BSB mulls ditching entry exam after report found fewer than 1% of wannabe barristers fail to pass it
The Bar Council has rushed to defend the much-criticised bar aptitude test after a report revealed that fewer than 1% of aspiring barristers fail to pass it.
The Bar Course Aptitude Test (BCAT) came into force in 2013 with the aim of filtering out weaker candidates, who have little chance of securing pupillage, wasting their money on the pricey bar course.
The £150 assessment takes just under an hour to complete and is designed to test critical thinking and reasoning. Wannabe barristers must pass this before they can begin their vocational studies.
Last month Legal Cheek reported that the Bar Standards Board (BSB) had launched a consultation into the exam’s future after a report found that just 89 out of the 12,663 candidates who attempted the exam between 2013 and 2019 had failed to make the grade — or 0.7%.

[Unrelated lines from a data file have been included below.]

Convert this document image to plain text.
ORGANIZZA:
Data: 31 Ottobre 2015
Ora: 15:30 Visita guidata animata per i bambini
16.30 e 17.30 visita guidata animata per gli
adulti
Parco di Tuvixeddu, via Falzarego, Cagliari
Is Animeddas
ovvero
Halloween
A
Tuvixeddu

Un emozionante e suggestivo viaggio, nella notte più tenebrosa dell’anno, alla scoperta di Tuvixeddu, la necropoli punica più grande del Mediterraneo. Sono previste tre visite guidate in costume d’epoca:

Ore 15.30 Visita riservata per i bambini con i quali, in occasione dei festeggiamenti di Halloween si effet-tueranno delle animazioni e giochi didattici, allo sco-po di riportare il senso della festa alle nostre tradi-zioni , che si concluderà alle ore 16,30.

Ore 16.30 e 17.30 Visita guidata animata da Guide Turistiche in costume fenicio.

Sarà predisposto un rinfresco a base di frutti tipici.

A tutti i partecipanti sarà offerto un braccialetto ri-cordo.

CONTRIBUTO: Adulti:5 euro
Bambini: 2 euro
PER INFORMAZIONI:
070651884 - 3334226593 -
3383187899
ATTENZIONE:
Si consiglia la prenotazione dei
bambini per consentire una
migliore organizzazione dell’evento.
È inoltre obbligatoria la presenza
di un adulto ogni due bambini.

Coming out in support of the BCAT, Nick Vineall QC, chair of the Bar Council’s education and training committee, said:
“We do not support the idea of scrapping the BCAT. There are many students chasing a small number of pupillages and as a result many students pay for the vocational stage but never get a pupillage. The BSB’s own data shows a good correlation between BCAT score and attainment on the vocational course, and we know that those who do not achieve high grades on the vocational course find it difficult to secure pupillage.”
But Vineall did accept some changes may be required in order to make the exam a more effective filter. “The problem seems to us to be that the pass mark is set so low that the BCAT does not exclude many candidates,” he said. “That is not a problem with the BCAT, it is a problem with the level of the pass mark.”

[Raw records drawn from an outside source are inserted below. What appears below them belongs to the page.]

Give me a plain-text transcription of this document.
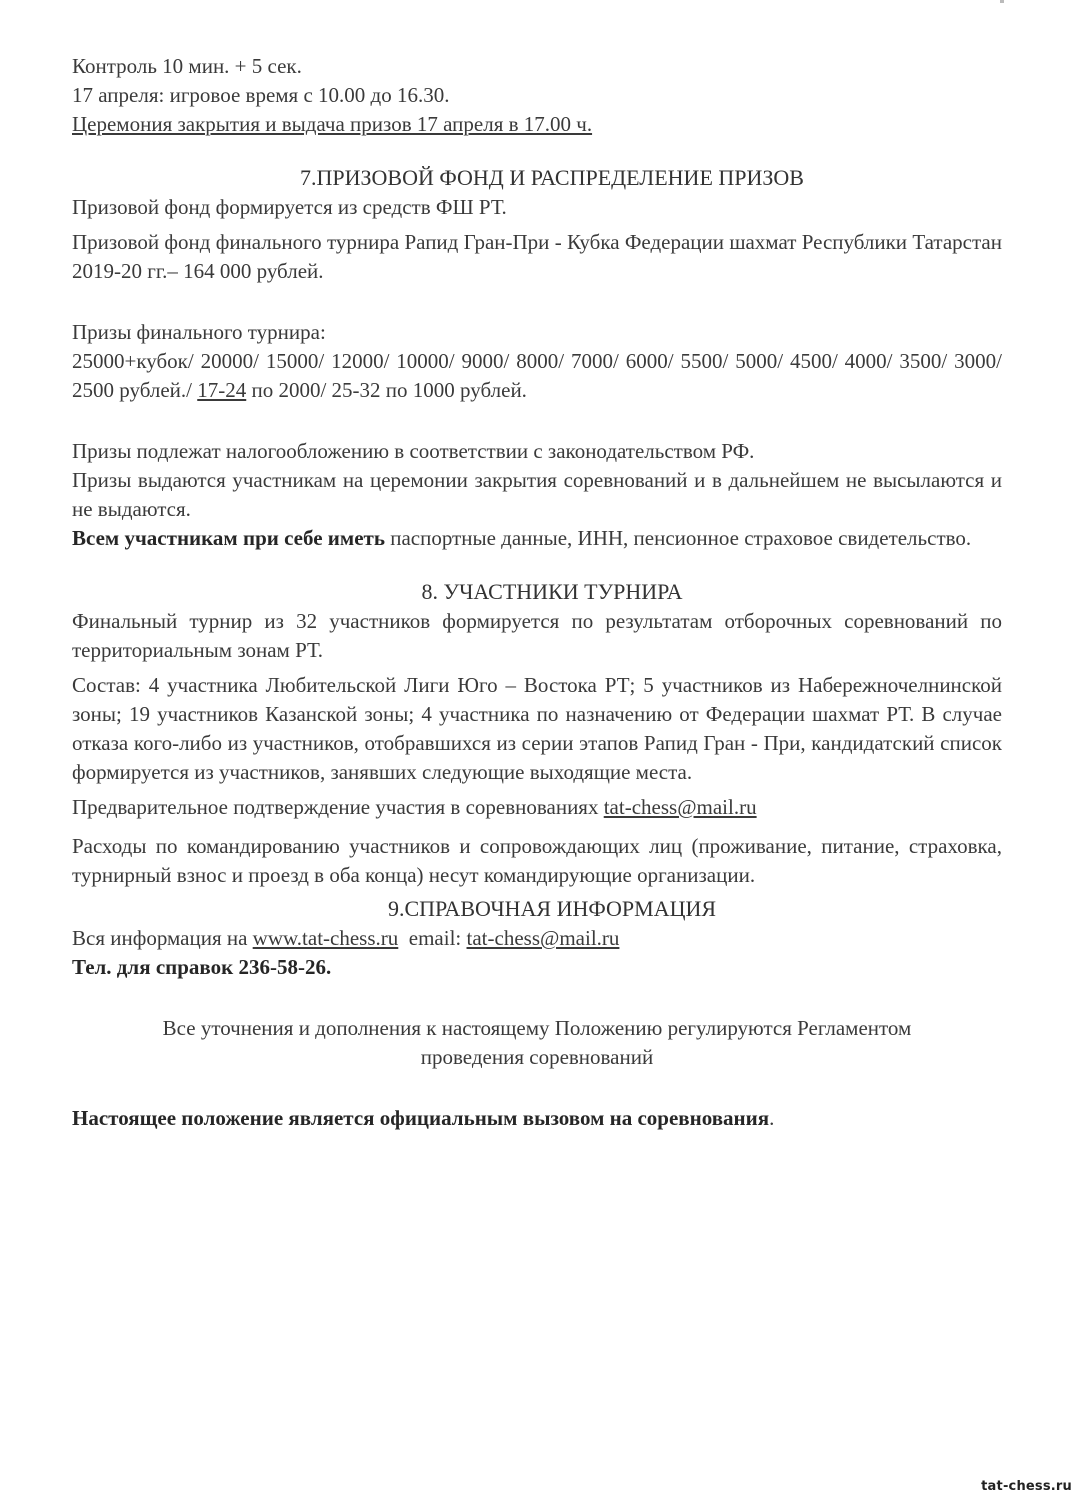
Контроль 10 мин. + 5 сек.

17 апреля: игровое время с 10.00 до 16.30.

Церемония закрытия и выдача призов 17 апреля в 17.00 ч.

7.ПРИЗОВОЙ ФОНД И РАСПРЕДЕЛЕНИЕ ПРИЗОВ

Призовой фонд формируется из средств ФШ РТ.

Призовой фонд финального турнира Рапид Гран-При - Кубка Федерации шахмат Республики Татарстан 2019-20 гг.– 164 000 рублей.

Призы финального турнира:

25000+кубок/ 20000/ 15000/ 12000/ 10000/ 9000/ 8000/ 7000/ 6000/ 5500/ 5000/ 4500/ 4000/ 3500/ 3000/ 2500 рублей./ 17-24 по 2000/ 25-32 по 1000 рублей.

Призы подлежат налогообложению в соответствии с законодательством РФ.

Призы выдаются участникам на церемонии закрытия соревнований и в дальнейшем не высылаются и не выдаются.

Всем участникам при себе иметь паспортные данные, ИНН, пенсионное страховое свидетельство.

8. УЧАСТНИКИ ТУРНИРА

Финальный турнир из 32 участников формируется по результатам отборочных соревнований по территориальным зонам РТ.

Состав: 4 участника Любительской Лиги Юго – Востока РТ; 5 участников из Набережночелнинской зоны; 19 участников Казанской зоны; 4 участника по назначению от Федерации шахмат РТ. В случае отказа кого-либо из участников, отобравшихся из серии этапов Рапид Гран - При, кандидатский список формируется из участников, занявших следующие выходящие места.

Предварительное подтверждение участия в соревнованиях tat-chess@mail.ru

Расходы по командированию участников и сопровождающих лиц (проживание, питание, страховка, турнирный взнос и проезд в оба конца) несут командирующие организации.

9.СПРАВОЧНАЯ ИНФОРМАЦИЯ

Вся информация на www.tat-chess.ru  email: tat-chess@mail.ru

Тел. для справок 236-58-26.

Все уточнения и дополнения к настоящему Положению регулируются Регламентом проведения соревнований

Настоящее положение является официальным вызовом на соревнования.

tat-chess.ru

The BSB’s consultation tables three options: retain the BCAT in its current form; amend the BCAT so that it is a more effective filter; or scrap it altogether. It closes on 31 October.
Vineall continued: “The BSB’s recent report on pass rates on the new bar course for the centrally marked modules shows radically different pass rates in the core modules at different institutions. The BCAT was brought in to try to stop course providers from offering places to lots of students who were unlikely to succeed. Given that that problem seems to be re-emerging, this is a bad time to get rid of the tool that was designed to deal with it.”
This isn’t the first time the exam’s effectiveness has been called into question. In 2016, the pass mark was raised from 37 to 45 (on a scale which ranges from 20 to 80) following claims it was “nearly impossible to fail”.